Synchronous exceptions are generated by the current thread. What’s important about these is that we generally want to be able to recover from them. For example, if you try to read from a file, and the file doesn’t exist, you may wish to use some default value instead of having your program exit, or perhaps prompt the user for a different file location.

Asynchronous exceptions are thrown by either a different user thread, or by the runtime system itself. For example, in the async package, race will kill the longer-running thread with an asynchronous exception. Similarly, the timeout function will kill an action which has run for too long. And the runtime system will kill threads which appear to be deadlocked on MVars or STM actions.

In contrast to synchronous exceptions, we almost never want to recover from asynchronous exceptions. In fact, this is a common mistake in Haskell code, and from what I’ve seen has been the largest source of confusion and concern amongst users when it comes to Haskell’s runtime exception system.

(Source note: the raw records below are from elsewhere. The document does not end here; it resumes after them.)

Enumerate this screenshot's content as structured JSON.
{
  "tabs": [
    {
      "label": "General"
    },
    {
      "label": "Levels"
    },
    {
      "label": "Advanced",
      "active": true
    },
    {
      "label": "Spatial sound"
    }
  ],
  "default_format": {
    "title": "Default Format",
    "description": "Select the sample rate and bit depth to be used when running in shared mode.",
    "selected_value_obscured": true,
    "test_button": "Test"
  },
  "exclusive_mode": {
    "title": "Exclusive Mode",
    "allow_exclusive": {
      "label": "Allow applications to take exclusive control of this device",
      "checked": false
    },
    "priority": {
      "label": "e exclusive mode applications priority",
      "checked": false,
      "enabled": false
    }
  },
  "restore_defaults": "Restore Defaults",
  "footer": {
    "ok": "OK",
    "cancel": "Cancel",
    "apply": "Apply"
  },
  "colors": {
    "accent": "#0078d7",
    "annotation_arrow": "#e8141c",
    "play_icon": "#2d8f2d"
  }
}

Impure exceptions are hidden inside a pure value, and exposed by forcing evaluation of that value. Examples are error, undefined, and impureThrow. Additionally, incomplete pattern matches can generate impure exceptions. Ultimately, when these pure values are forced and the exception is exposed, it is thrown as a synchronous exception.

Since they are ultimately thrown as synchronous exceptions, when it comes to handling them, we want to treat them in all ways like synchronous exceptions. Based on the comments above, that means we want to be able to recover from impure exceptions.

…along with some general guidance…

All synchronous exceptions should be recoverable All asynchronous exceptions should not be recoverable In both cases, cleanup code needs to work reliably

Rescue is primarily focused on deligering a great experince when dealing with synchronous excpetions, though touches on async ones as well.